Ao final da manhã, a médica assistente fez uma espécie de visita guiada ao serviço. Foi então que vi de novo S.M., durante uma sessão de quimioterapia. Tinha tirado a cabeleira postiça que levara para a consulta e podiam então observar-se várias equimoses no seu corpo. Se a identidade de uma pessoa fosse determinada exclusivamente pelo aspecto exterior, diria que quem ali se encontrava não era a S.M. que aparecera uma hora antes na consulta. Apenas o sorriso sofrido e humilde se mantinha, não ousando sequer quebrar a esperança que nela germinava e fortalecia diariamente. De mão dada com o pai, que guardava para si o medo da incerteza, transmitia a confiança e coragem plenas dos que já experimentaram a dor e que, conhecendo a efemeridade da vida, empreendem toda a sua força na luta contra a doença.

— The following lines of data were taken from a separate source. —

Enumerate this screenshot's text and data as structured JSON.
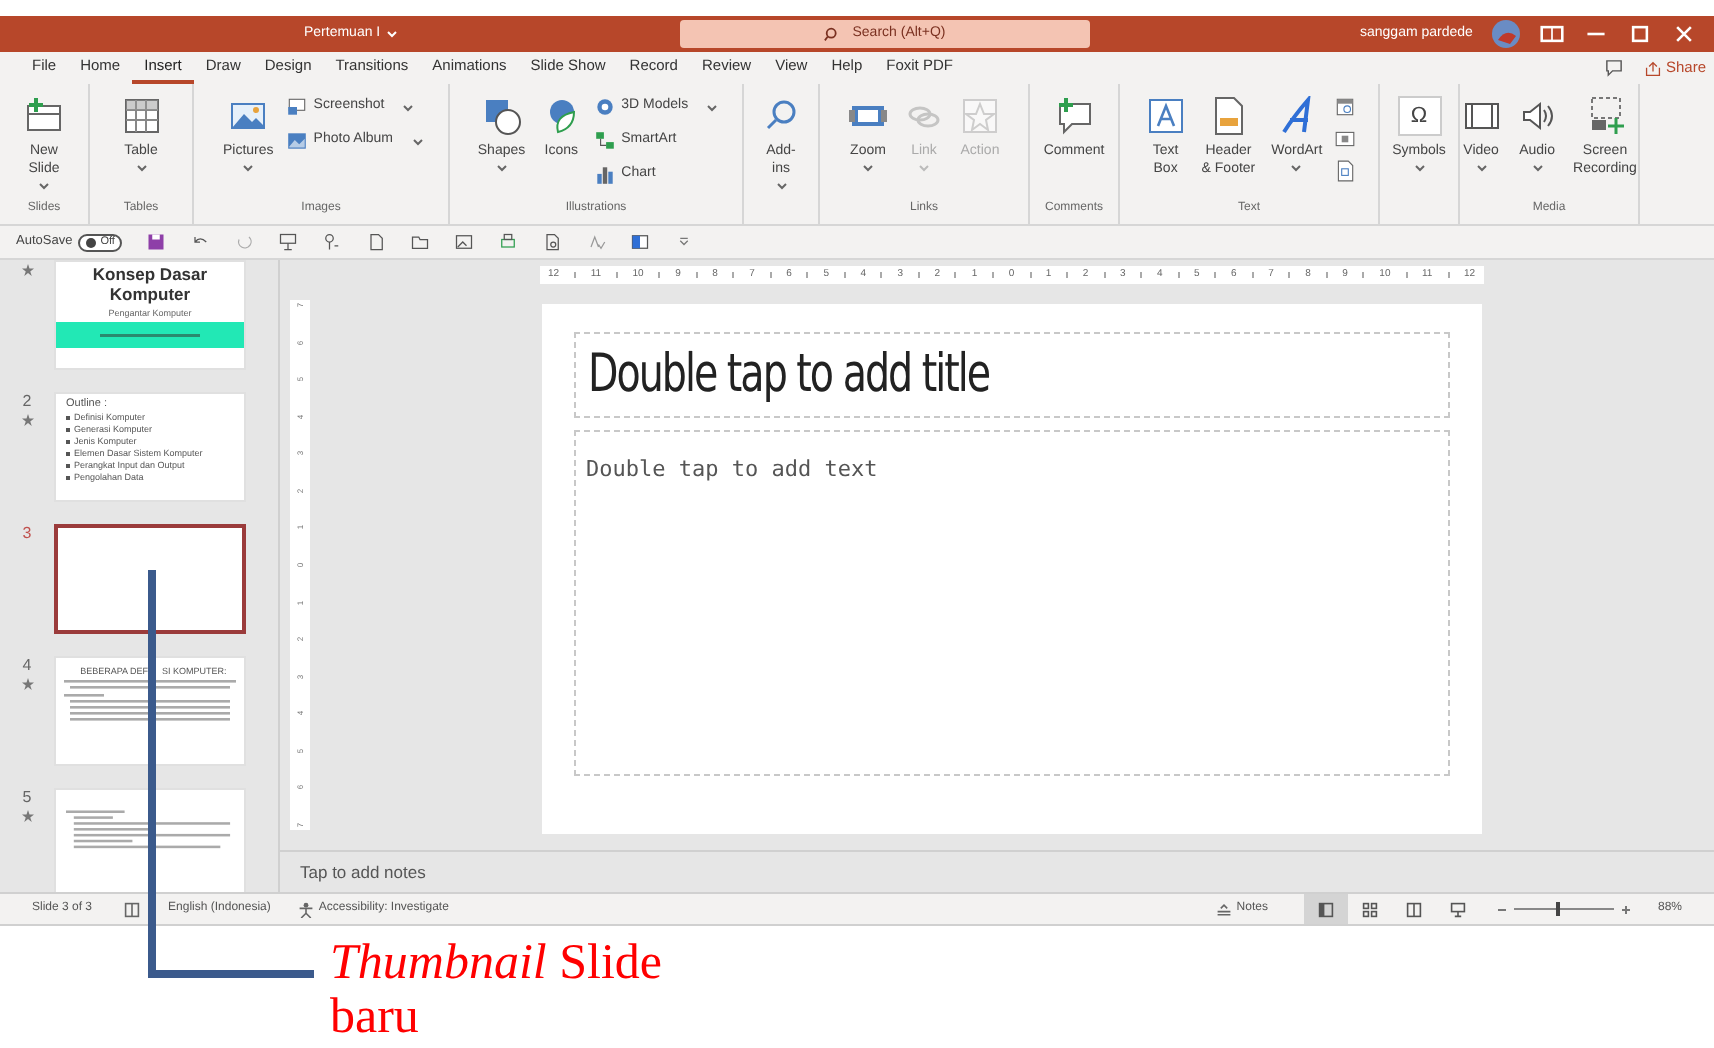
{
  "title_bar": {
    "document": "Pertemuan I",
    "search_placeholder": "Search (Alt+Q)",
    "user": "sanggam pardede"
  },
  "tabs": [
    {
      "label": "File",
      "selected": false
    },
    {
      "label": "Home",
      "selected": false
    },
    {
      "label": "Insert",
      "selected": true
    },
    {
      "label": "Draw",
      "selected": false
    },
    {
      "label": "Design",
      "selected": false
    },
    {
      "label": "Transitions",
      "selected": false
    },
    {
      "label": "Animations",
      "selected": false
    },
    {
      "label": "Slide Show",
      "selected": false
    },
    {
      "label": "Record",
      "selected": false
    },
    {
      "label": "Review",
      "selected": false
    },
    {
      "label": "View",
      "selected": false
    },
    {
      "label": "Help",
      "selected": false
    },
    {
      "label": "Foxit PDF",
      "selected": false
    }
  ],
  "share_button": "Share",
  "ribbon": {
    "groups": [
      {
        "label": "Slides",
        "items": [
          {
            "kind": "large",
            "label": "New\nSlide",
            "dropdown": true,
            "disabled": false
          }
        ]
      },
      {
        "label": "Tables",
        "items": [
          {
            "kind": "large",
            "label": "Table",
            "dropdown": true,
            "disabled": false
          }
        ]
      },
      {
        "label": "Images",
        "items": [
          {
            "kind": "large",
            "label": "Pictures",
            "dropdown": true,
            "disabled": false
          },
          {
            "kind": "stack",
            "items": [
              {
                "label": "Screenshot",
                "dropdown": true,
                "disabled": false
              },
              {
                "label": "Photo Album",
                "dropdown": true,
                "disabled": false
              }
            ]
          }
        ]
      },
      {
        "label": "Illustrations",
        "items": [
          {
            "kind": "large",
            "label": "Shapes",
            "dropdown": true,
            "disabled": false
          },
          {
            "kind": "large",
            "label": "Icons",
            "dropdown": false,
            "disabled": false
          },
          {
            "kind": "stack",
            "items": [
              {
                "label": "3D Models",
                "dropdown": true,
                "disabled": false
              },
              {
                "label": "SmartArt",
                "dropdown": false,
                "disabled": false
              },
              {
                "label": "Chart",
                "dropdown": false,
                "disabled": false
              }
            ]
          }
        ]
      },
      {
        "items": [
          {
            "kind": "large",
            "label": "Add-\nins",
            "dropdown": true,
            "disabled": false
          }
        ]
      },
      {
        "label": "Links",
        "items": [
          {
            "kind": "large",
            "label": "Zoom",
            "dropdown": true,
            "disabled": false
          },
          {
            "kind": "large",
            "label": "Link",
            "dropdown": true,
            "disabled": true
          },
          {
            "kind": "large",
            "label": "Action",
            "dropdown": false,
            "disabled": true
          }
        ]
      },
      {
        "label": "Comments",
        "items": [
          {
            "kind": "large",
            "label": "Comment",
            "dropdown": false,
            "disabled": false
          }
        ]
      },
      {
        "label": "Text",
        "items": [
          {
            "kind": "large",
            "label": "Text\nBox",
            "dropdown": false,
            "disabled": false
          },
          {
            "kind": "large",
            "label": "Header\n& Footer",
            "dropdown": false,
            "disabled": false
          },
          {
            "kind": "large",
            "label": "WordArt",
            "dropdown": true,
            "disabled": false
          },
          {
            "kind": "icons"
          }
        ]
      },
      {
        "items": [
          {
            "kind": "large",
            "label": "Symbols",
            "glyph": "Ω",
            "dropdown": true,
            "disabled": false
          }
        ]
      },
      {
        "label": "Media",
        "items": [
          {
            "kind": "large",
            "label": "Video",
            "dropdown": true,
            "disabled": false
          },
          {
            "kind": "large",
            "label": "Audio",
            "dropdown": true,
            "disabled": false
          },
          {
            "kind": "large",
            "label": "Screen\nRecording",
            "dropdown": false,
            "disabled": false
          }
        ]
      }
    ]
  },
  "quick_access": {
    "autosave_label": "AutoSave",
    "autosave": {
      "on": false,
      "label": "Off"
    }
  },
  "thumbnails": [
    {
      "kind": "title",
      "transition": true,
      "selected": false,
      "title": "Konsep Dasar\nKomputer",
      "subtitle": "Pengantar Komputer"
    },
    {
      "kind": "bullets",
      "number": "2",
      "transition": true,
      "selected": false,
      "heading": "Outline :",
      "bullets": [
        "Definisi Komputer",
        "Generasi Komputer",
        "Jenis Komputer",
        "Elemen Dasar Sistem Komputer",
        "Perangkat Input dan Output",
        "Pengolahan Data"
      ]
    },
    {
      "kind": "blank",
      "number": "3",
      "transition": false,
      "selected": true
    },
    {
      "kind": "text",
      "number": "4",
      "transition": true,
      "selected": false,
      "heading": [
        "BEBERAPA DEF",
        "SI KOMPUTER:"
      ]
    },
    {
      "kind": "lines",
      "number": "5",
      "transition": true,
      "selected": false
    }
  ],
  "ruler": {
    "horizontal": [
      "12",
      "11",
      "10",
      "9",
      "8",
      "7",
      "6",
      "5",
      "4",
      "3",
      "2",
      "1",
      "0",
      "1",
      "2",
      "3",
      "4",
      "5",
      "6",
      "7",
      "8",
      "9",
      "10",
      "11",
      "12"
    ],
    "vertical": [
      "7",
      "6",
      "5",
      "4",
      "3",
      "2",
      "1",
      "0",
      "1",
      "2",
      "3",
      "4",
      "5",
      "6",
      "7"
    ]
  },
  "slide": {
    "title_placeholder": "Double tap to add title",
    "body_placeholder": "Double tap to add text"
  },
  "notes_placeholder": "Tap to add notes",
  "status_bar": {
    "slide": "Slide 3 of 3",
    "language": "English (Indonesia)",
    "accessibility": "Accessibility: Investigate",
    "notes": "Notes",
    "views": [
      {
        "selected": true
      },
      {
        "selected": false
      },
      {
        "selected": false
      },
      {
        "selected": false
      }
    ],
    "zoom_slider": {
      "level": 0.42
    },
    "zoom": "88%"
  },
  "annotation": {
    "text": "*Thumbnail* Slide baru"
  }
}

Quando passei os portões do hospital, o sol ainda brilhava e o céu azul era convidativo. Decidi caminhar um pouco para espairecer, contudo, aquele quadro permanecia nos meus pensamentos. Os sinos certamente dobravam por mim, não me referindo à morte mas sim ao momento que marcou o meu despertar para a perspectiva humana do doente, tão discutida nas cadeiras da faculdade. Os mecanismos de defesa não estão em nós a priori, devendo evoluir a partir de um conjunto de experiências como esta. É impreterível perceber a vida em toda a sua essência e escutar aquilo que razão muitas vezes procura esconder.